The leaders of Germany and Italy have reaffirmed their commitment to work together in the face of growing populism. Gentiloni also promised to assist residents affected by the three earthquakes that struck Italy.
German Chancellor Angel Merkel and new Italian Prime Minister Paolo Gentiloni, speaking at a joint press conference in Berlin on Wednesday afternoon, both expressed confidence in Europe's ability to overcome its challenges.
"We will only earn trust when we solve problems," Merkel said, naming migration, internal security, economic growth and employment as the main difficulties facing Europe. "These are the major tasks that Europe must clearly address," she expanded.
Gentiloni seconded Merkel's priorities but warned "that when we do not take on insecurity and the unemployment problem, it will be hard to carry our fellow citizens alongside us."
The two leaders resolved to remain united in the face of Brexit. Merkel stated that she is "not worried that we will not stick together" while Gentiloni said "there will be solidarity among ourselves; there will of course also be friendship toward the United Kingdom." The two countries promised to work together closely as negotiations progress, including on business and industrial issues.
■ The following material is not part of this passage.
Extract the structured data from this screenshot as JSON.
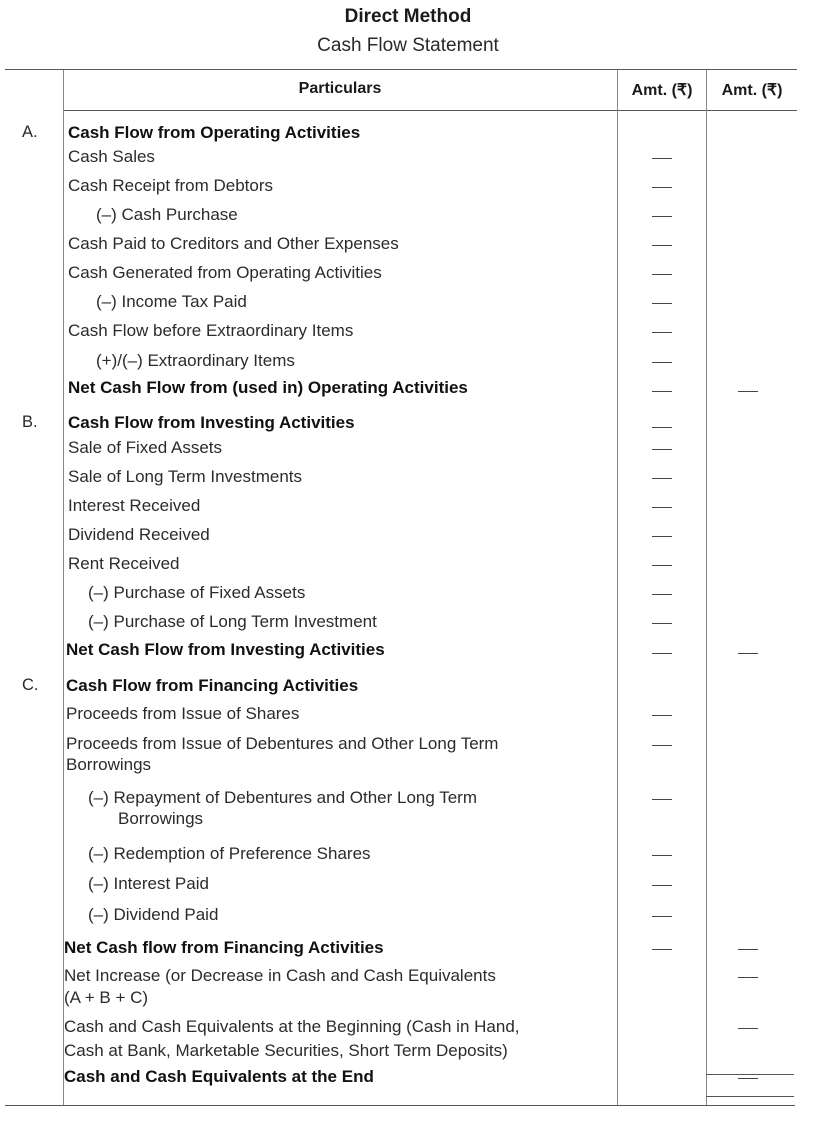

Earlier in the morning, Merkel received Gentiloni with full military honors before the two sat down to a working lunch to discuss European and international political challenges. It was the Italian head of government's first visit to Berlin since taking office on December 12, 2016 after a failed referendum bid forced his predecessor Matteo Renzi to step down.
Merkel offers help after quake
During the press conference, Gentiloni also commented on the three earthquakes that shook central Italy a few hours prior, calling it a "difficult day" for Italy. For her part, Merkel offered aid for reconstruction.
The meeting in Berlin came one day after the European Union Commission called on the Italian government to adopt new structural efforts to lower its public debt. Brussels called on the Mediterranean country to slash 3.4 billion Euro (3.6 billion US dollars) in public finances - approximately 0.2 percent of Italian GDP. This could leave Gentiloni with the unpleasant choice of ignoring an EU directive or facing citizens angered by tax increases and spending cuts.
Rome has stated that 2016 budget shortfalls were due to earthquakes and the migration crisis.